For the East coast, the p-value was >.05 and so we fail to reject Ho, and the migration rate for the east coast is the same as the given 2.4 km/yr. For the west coast, the p-value was < .05 and so we reject Ho, and the migration rate for the west coast is not the same as the given 2.4 km/yr.

Question 4

mean_east <- mean(east$migration)
mean_west <- mean(west$migration)

se <- function(x) {
  sd(x)/(length(x)^.5)
}

se_east <- se(east$migration)
se_west <- se(west$migration)

low_ci_east <- mean_east - 1.96 * se_east
up_ci_east <- mean_east + 1.96 * se_east
low_ci_west <- mean_west - 1.96 * se_west
up_ci_west <- mean_west + 1.96 * se_west

means <- cbind(mean_east, mean_west)
low_ci <- cbind(low_ci_east, low_ci_west)
up_ci <- cbind(up_ci_east, up_ci_west)

mp <- barplot(means, main = "East and West Coast Mean Migration Rate", beside = TRUE, ylim = c(0,5), ylab = "Mean Migration Rate", names = c("East", "West"), xlab = "Coast")
arrows(mp,low_ci,mp, up_ci, angle = 90, code = 3)
abline(h=2.4, lty = 2, col = 2)

This plot confirms what the t test said, as the red dashed line represetning the 2.4 rate is within the bounds of the east coast CI but not within the bounds of the west coast CI. We can also see that the west has a higher mean migration rate compared to the east coast.

Question 5

leveneTest(migration ~ coast, data = d3)
## Levene's Test for Homogeneity of Variance (center = median)
##       Df F value    Pr(>F)    
## group  1  18.316 7.099e-05 ***
##       58                      
## ---
## Signif. codes:  0 '***' 0.001 '**' 0.01 '*' 0.05 '.' 0.1 ' ' 1

We have to use Welch's T Test because we cannot use a Two Sample T-Test. We cannot use the two sample t-test because it assumes that the groups have equal standard deviations. The assumptions of Welch's T Test are that the data is randomly sampled.
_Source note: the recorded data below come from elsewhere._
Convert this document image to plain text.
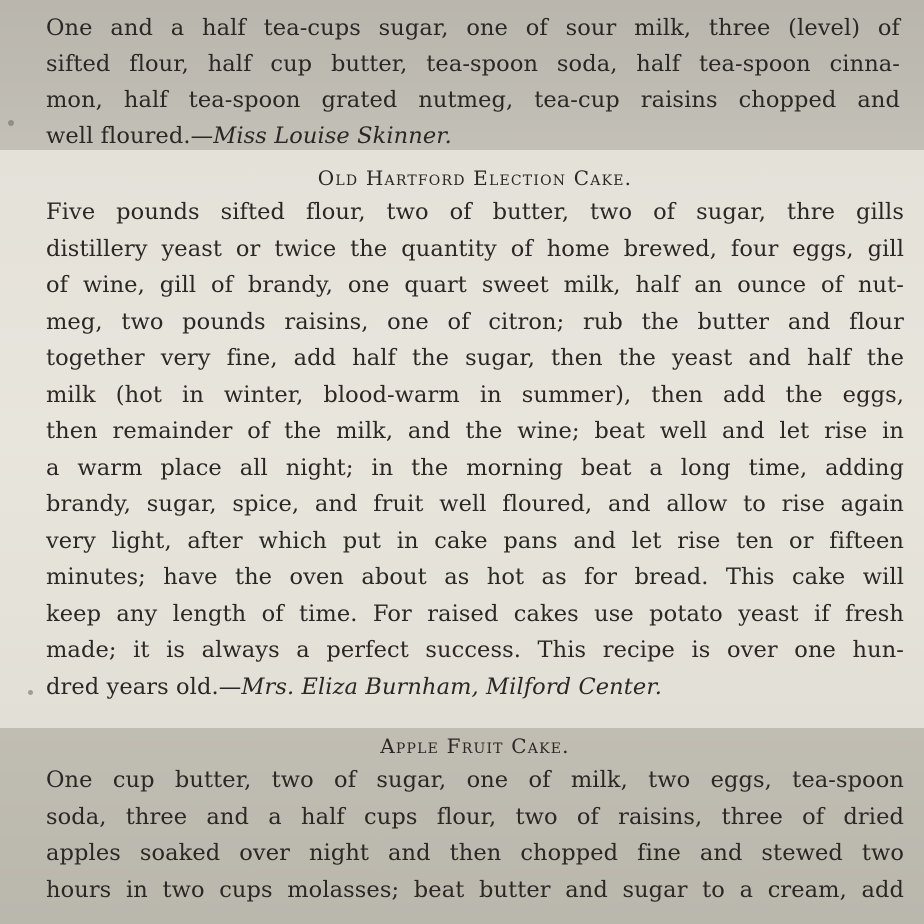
One and a half tea-cups sugar, one of sour milk, three (level) of
sifted flour, half cup butter, tea-spoon soda, half tea-spoon cinna-
mon, half tea-spoon grated nutmeg, tea-cup raisins chopped and
well floured.—Miss Louise Skinner.

Old Hartford Election Cake.

Five pounds sifted flour, two of butter, two of sugar, thre gills
distillery yeast or twice the quantity of home brewed, four eggs, gill
of wine, gill of brandy, one quart sweet milk, half an ounce of nut-
meg, two pounds raisins, one of citron; rub the butter and flour
together very fine, add half the sugar, then the yeast and half the
milk (hot in winter, blood-warm in summer), then add the eggs,
then remainder of the milk, and the wine; beat well and let rise in
a warm place all night; in the morning beat a long time, adding
brandy, sugar, spice, and fruit well floured, and allow to rise again
very light, after which put in cake pans and let rise ten or fifteen
minutes; have the oven about as hot as for bread. This cake will
keep any length of time. For raised cakes use potato yeast if fresh
made; it is always a perfect success. This recipe is over one hun-
dred years old.—Mrs. Eliza Burnham, Milford Center.

Apple Fruit Cake.

One cup butter, two of sugar, one of milk, two eggs, tea-spoon
soda, three and a half cups flour, two of raisins, three of dried
apples soaked over night and then chopped fine and stewed two
hours in two cups molasses; beat butter and sugar to a cream, add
Ho: East and west coast mean migration rates are the same Ha: East and west coast mean migration rates are not the same

t.test(east$migration, west$migration)
## 
##  Welch Two Sample t-test
## 
## data:  east$migration and west$migration
## t = -1.8114, df = 36.417, p-value = 0.07834
## alternative hypothesis: true difference in means is not equal to 0
## 95 percent confidence interval:
##  -1.71832364  0.09665577
## sample estimates:
## mean of x mean of y 
##  2.474212  3.285046

P value is > .05 so we fail to reject Ho, the means are the same.

Question 6

Based on the one sample t test and the barplot, we can see that the east coast mean migration rate is in line with the given 2.4 km/yr, and that the west coast is not the same as the 2.4 km/yr. The bar plot shows the west coast mean migration rate is ahead of the given 2.4 km/yr. However when compared to each other, the mean migration rates for the east vs west coast are not statistically different from each other.